Kenang dan teman-teman satu kelompoknya terbiasa tinggal di kota. Sekalipun mereka sering berkunjung ke Kaliurang, tinggal di Merapi bukan perkara menyenangkan. Kenang masih ingat bagaimana mereka semua ketakutan saat melihat Merapi dari dekat. Begitu gagah dan begitu mengerikan. Keberanian Kenang baru kembali saat melihat tatapan penuh tanya di wajah anak-anak yang mengintip dari balik pintu kelas. Tabiat mereka yang malu-malu ketika dihampiri. Juga suara-suara kecil dan tangan-tangan mungil yang menggapai jemari kurus Kenang. Meneliti kuku-kuku Kenang yang dihiasi lukisan bunga matahari dan bunga kenanga. Hasil tangan-tangan terampil salon kuku.

“Kuku kakak ada bunganya.”

“Ada bunganya. Bunga apa? Mawar?”

Udu. Iki melati, kan yo?[4]

Kenang tersenyum kecil. “Bukan.
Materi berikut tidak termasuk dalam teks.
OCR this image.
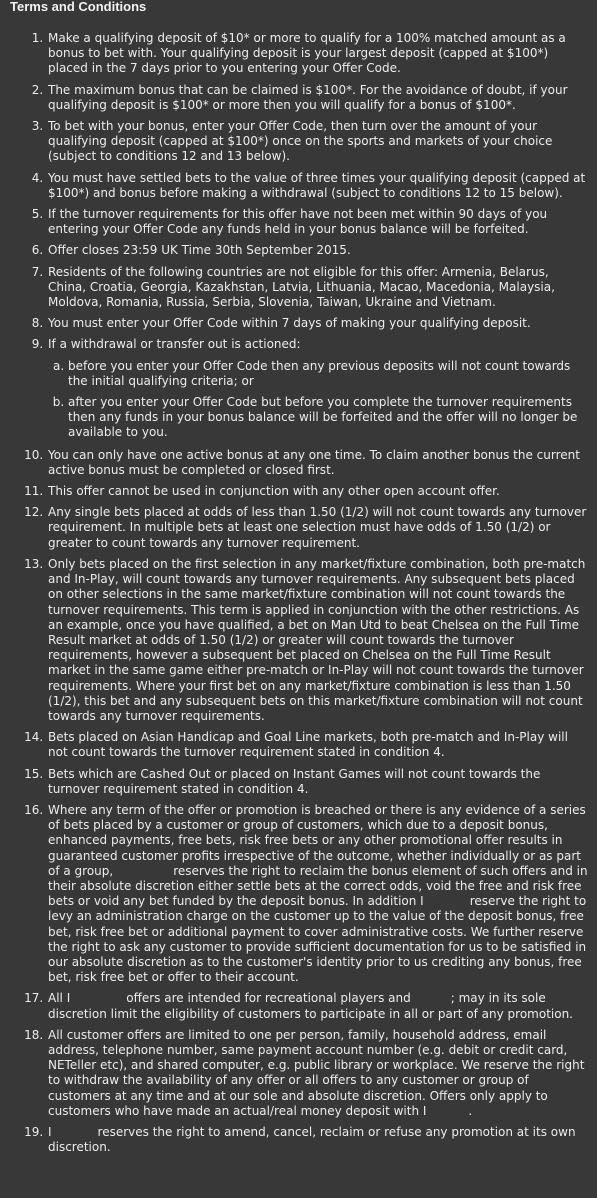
Terms and Conditions
1. Make a qualifying deposit of $10* or more to qualify for a 100% matched amount as a bonus to bet with. Your qualifying deposit is your largest deposit (capped at $100*) placed in the 7 days prior to you entering your Offer Code.
2. The maximum bonus that can be claimed is $100*. For the avoidance of doubt, if your qualifying deposit is $100* or more then you will qualify for a bonus of $100*.
3. To bet with your bonus, enter your Offer Code, then turn over the amount of your qualifying deposit (capped at $100*) once on the sports and markets of your choice (subject to conditions 12 and 13 below).
4. You must have settled bets to the value of three times your qualifying deposit (capped at $100*) and bonus before making a withdrawal (subject to conditions 12 to 15 below).
5. If the turnover requirements for this offer have not been met within 90 days of you entering your Offer Code any funds held in your bonus balance will be forfeited.
6. Offer closes 23:59 UK Time 30th September 2015.
7. Residents of the following countries are not eligible for this offer: Armenia, Belarus, China, Croatia, Georgia, Kazakhstan, Latvia, Lithuania, Macao, Macedonia, Malaysia, Moldova, Romania, Russia, Serbia, Slovenia, Taiwan, Ukraine and Vietnam.
8. You must enter your Offer Code within 7 days of making your qualifying deposit.
9. If a withdrawal or transfer out is actioned:
a. before you enter your Offer Code then any previous deposits will not count towards the initial qualifying criteria; or
b. after you enter your Offer Code but before you complete the turnover requirements then any funds in your bonus balance will be forfeited and the offer will no longer be available to you.
10. You can only have one active bonus at any one time. To claim another bonus the current active bonus must be completed or closed first.
11. This offer cannot be used in conjunction with any other open account offer.
12. Any single bets placed at odds of less than 1.50 (1/2) will not count towards any turnover requirement. In multiple bets at least one selection must have odds of 1.50 (1/2) or greater to count towards any turnover requirement.
13. Only bets placed on the first selection in any market/fixture combination, both pre-match and In-Play, will count towards any turnover requirements. Any subsequent bets placed on other selections in the same market/fixture combination will not count towards the turnover requirements. This term is applied in conjunction with the other restrictions. As an example, once you have qualified, a bet on Man Utd to beat Chelsea on the Full Time Result market at odds of 1.50 (1/2) or greater will count towards the turnover requirements, however a subsequent bet placed on Chelsea on the Full Time Result market in the same game either pre-match or In-Play will not count towards the turnover requirements. Where your first bet on any market/fixture combination is less than 1.50 (1/2), this bet and any subsequent bets on this market/fixture combination will not count towards any turnover requirements.
14. Bets placed on Asian Handicap and Goal Line markets, both pre-match and In-Play will not count towards the turnover requirement stated in condition 4.
15. Bets which are Cashed Out or placed on Instant Games will not count towards the turnover requirement stated in condition 4.
16. Where any term of the offer or promotion is breached or there is any evidence of a series of bets placed by a customer or group of customers, which due to a deposit bonus, enhanced payments, free bets, risk free bets or any other promotional offer results in guaranteed customer profits irrespective of the outcome, whether individually or as part of a group,	reserves the right to reclaim the bonus element of such offers and in their absolute discretion either settle bets at the correct odds, void the free and risk free bets or void any bet funded by the deposit bonus. In addition I	reserve the right to levy an administration charge on the customer up to the value of the deposit bonus, free bet, risk free bet or additional payment to cover administrative costs. We further reserve the right to ask any customer to provide sufficient documentation for us to be satisfied in our absolute discretion as to the customer's identity prior to us crediting any bonus, free bet, risk free bet or offer to their account.
17. All I	offers are intended for recreational players and	; may in its sole discretion limit the eligibility of customers to participate in all or part of any promotion.
18. All customer offers are limited to one per person, family, household address, email address, telephone number, same payment account number (e.g. debit or credit card, NETeller etc), and shared computer, e.g. public library or workplace. We reserve the right to withdraw the availability of any offer or all offers to any customer or group of customers at any time and at our sole and absolute discretion. Offers only apply to customers who have made an actual/real money deposit with I	.
19. I	reserves the right to amend, cancel, reclaim or refuse any promotion at its own discretion.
Ini bunga matahari dan bunga kenanga.”

Dua kepala yang sejak tadi menunduk untuk menimang jemari Kenang, kini menoleh bersamaan. 

“Bunga matahari?” — “Ini bunga kenanga?” kedua gadis kecil itu serempak bertanya.

Mereka manis sekali. 

Kebanyakan anak yang mengalami kendala membaca dan menulis itu, bisa disebut korban pandemi covid-19. Pandemi memaksa orang-orang membatasi aktivitas sosial berujung learning loss pada sebagian anak-anak. Seharusnya anak-anak sudah lancar membaca ketika mereka kelas tiga SD. Tapi pandemi yang terjadi ketika mereka kelas satu atau kelas dua merubah banyak hal. Apalagi karena para guru harus mengejar materi dan tidak bisa memberi mereka kelas privat, akhirnya anak-anak itu tetap mengikuti kelas tetapi tidak bisa benar-benar memahami pelajaran. Kalau kemampuan membaca dan menulisnya tidak segera diperbaiki, nanti mereka akan tertatih-tatih melalui ujian-ujian kelas enam dan dunia sekolah menangah yang penugasannya sudah mulai menyusahkan. 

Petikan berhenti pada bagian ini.